Analyzes patient records to determine legitimacy of admission, treatment, and length of stay in the health-care facility to comply with government and insurance company reimbursement policies: Analyzes insurance, governmental, and accrediting agency standards to determine criteria concerning admissions, treatment, and length of stay of patients.

Responsibilities

  • Reviews application for patient admission and approves admission or refers case to facility utilization review committee for review and course of action when case fails to meet admission standards.
  • Compares inpatient medical records to established criteria and confers with medical and nursing personnel and other professional staff to determine legitimacy of treatment and length of stay.
  • Abstracts data from records and maintains statistics.
  • Determines patient review dates according to established diagnostic criteria.
  • May assist review committee in planning and holding federally mandated quality assurance reviews.
  • May supervise and coordinate activities of utilization review staff.
  • Research clinical records, appropriate insurance regulations and history of claim to determine next step.
  • Monitor day to day compliance of appeal decision time frames and collaborate with other departments to ensure timely resolution of issues or appeals.
  • Review clinical and medical records for completeness and determine administrative or clinical appeal.

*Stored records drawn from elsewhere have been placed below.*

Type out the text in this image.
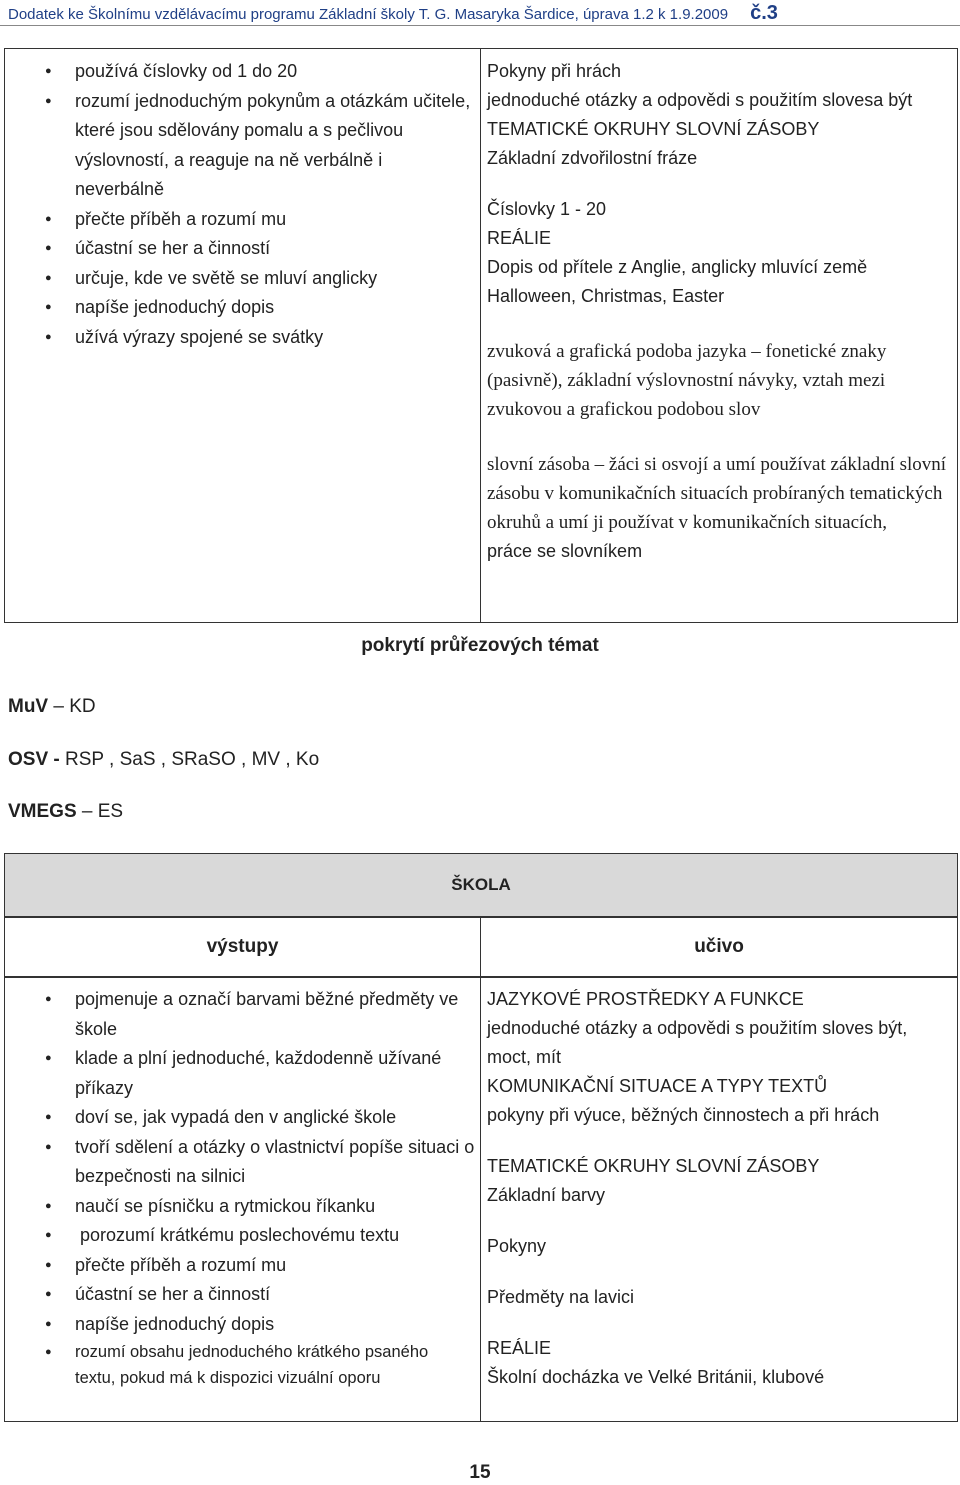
Dodatek ke Školnímu vzdělávacímu programu Základní školy T. G. Masaryka Šardice, úprava 1.2 k 1.9.2009 č.3
● používá číslovky od 1 do 20
● rozumí jednoduchým pokynům a otázkám učitele, které jsou sdělovány pomalu a s pečlivou výslovností, a reaguje na ně verbálně i neverbálně
● přečte příběh a rozumí mu
● účastní se her a činností
● určuje, kde ve světě se mluví anglicky
● napíše jednoduchý dopis
● užívá výrazy spojené se svátky

Pokyny při hrách
jednoduché otázky a odpovědi s použitím slovesa být
TEMATICKÉ OKRUHY SLOVNÍ ZÁSOBY
Základní zdvořilostní fráze
Číslovky 1 - 20
REÁLIE
Dopis od přítele z Anglie, anglicky mluvící země
Halloween, Christmas, Easter
zvuková a grafická podoba jazyka – fonetické znaky (pasivně), základní výslovnostní návyky, vztah mezi zvukovou a grafickou podobou slov
slovní zásoba – žáci si osvojí a umí používat základní slovní zásobu v komunikačních situacích probíraných tematických okruhů a umí ji používat v komunikačních situacích,
práce se slovníkem
pokrytí průřezových témat
MuV – KD
OSV - RSP , SaS , SRaSO , MV , Ko
VMEGS – ES
ŠKOLA
výstupy	učivo
● pojmenuje a označí barvami běžné předměty ve škole
● klade a plní jednoduché, každodenně užívané příkazy
● doví se, jak vypadá den v anglické škole
● tvoří sdělení a otázky o vlastnictví popíše situaci o bezpečnosti na silnici
● naučí se písničku a rytmickou říkanku
●  porozumí krátkému poslechovému textu
● přečte příběh a rozumí mu
● účastní se her a činností
● napíše jednoduchý dopis
● rozumí obsahu jednoduchého krátkého psaného textu, pokud má k dispozici vizuální oporu

JAZYKOVÉ PROSTŘEDKY A FUNKCE
jednoduché otázky a odpovědi s použitím sloves být, moct, mít
KOMUNIKAČNÍ SITUACE A TYPY TEXTŮ
pokyny při výuce, běžných činnostech a při hrách
TEMATICKÉ OKRUHY SLOVNÍ ZÁSOBY
Základní barvy
Pokyny
Předměty na lavici
REÁLIE
Školní docházka ve Velké Británii, klubové
15
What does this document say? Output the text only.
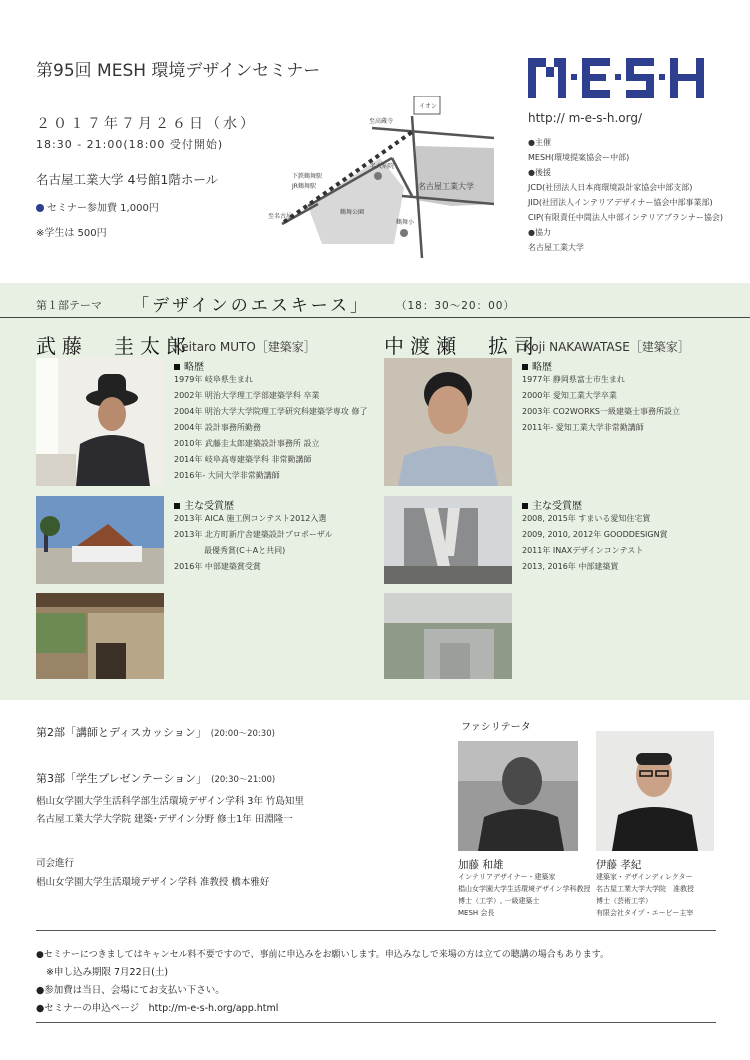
第95回 MESH 環境デザインセミナー
２０１７年７月２６日（水）
18:30 - 21:00(18:00 受付開始)
名古屋工業大学 4号館1階ホール
セミナー参加費 1,000円
※学生は 500円
http:// m-e-s-h.org/
●主催
MESH(環境提案協会ー中部)
●後援
JCD(社団法人日本商環境設計家協会中部支部)
JID(社団法人インテリアデザイナー協会中部事業部)
CIP(有限責任中間法人中部インテリアプランナー協会)
●協力
名古屋工業大学
イオン
至高蔵寺
名大病院
下鉄鶴舞駅
JR鶴舞駅	名古屋工業大学
鶴舞公園
至名古屋
鶴舞小
第１部テーマ 「デザインのエスキース」 （18：30〜20：00）
武藤　圭太郎
Keitaro MUTO［建築家］
略歴
1979年 岐阜県生まれ
2002年 明治大学理工学部建築学科 卒業
2004年 明治大学大学院理工学研究科建築学専攻 修了
2004年 設計事務所勤務
2010年 武藤圭太郎建築設計事務所 設立
2014年 岐阜高専建築学科 非常勤講師
2016年- 大同大学非常勤講師
主な受賞歴
2013年 AICA 施工例コンテスト2012入選
2013年 北方町新庁舎建築設計プロポーザル
最優秀賞(C＋Aと共同)
2016年 中部建築賞受賞
中渡瀬　拡司
Koji NAKAWATASE［建築家］
略歴
1977年 静岡県富士市生まれ
2000年 愛知工業大学卒業
2003年 CO2WORKS一級建築士事務所設立
2011年- 愛知工業大学非常勤講師
主な受賞歴
2008, 2015年 すまいる愛知住宅賞
2009, 2010, 2012年 GOODDESIGN賞
2011年 INAXデザインコンテスト
2013, 2016年 中部建築賞
第2部「講師とディスカッション」 (20:00〜20:30)
第3部「学生プレゼンテーション」 (20:30〜21:00)
椙山女学園大学生活科学部生活環境デザイン学科 3年 竹島知里
名古屋工業大学大学院 建築･デザイン分野 修士1年 田淵隆一
司会進行
椙山女学園大学生活環境デザイン学科 准教授 橋本雅好
ファシリテータ
加藤 和雄
インテリアデザイナー・建築家
椙山女学園大学生活環境デザイン学科教授
博士（工学）, 一級建築士
MESH 会長
伊藤 孝紀
建築家・デザインディレクター
名古屋工業大学大学院　准教授
博士（芸術工学）
有限会社タイプ・エービー主宰
●セミナーにつきましてはキャンセル料不要ですので、事前に申込みをお願いします。申込みなしで来場の方は立ての聴講の場合もあります。
※申し込み期限 7月22日(土)
●参加費は当日、会場にてお支払い下さい。
●セミナーの申込ページ　http://m-e-s-h.org/app.html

Assign reviews to physician advisors and medical directors for those requiring medical necessity reviews.
  • Coordinate first and second level appeals.
  • Consults with managers on problem cases and interfaces with case managers, clinical supervisors, account managers and other personnel in resolving denial and appeal questions.
  • Ensure proper documentation of all denials into billing systems to include tracking outcome for reporting to appropriate parties.
  • Manage first level appeals to ensure timely submissions.
  • Monitor volume of appeals in order to engage additional resources when needed.
  • Form professional relationships with payer appeals and utilization departments.
  • Enter all data related to appeals and case reviews into a database.
  • Prepare and present information on appeals to applicable committees and personnel as requested.
  • Demonstrate ability to draft professional letter by incorporating supporting documents, policies and statutes.

Requirements

  • Current IL issued RN license
  • Graduate from an accredited nursing school.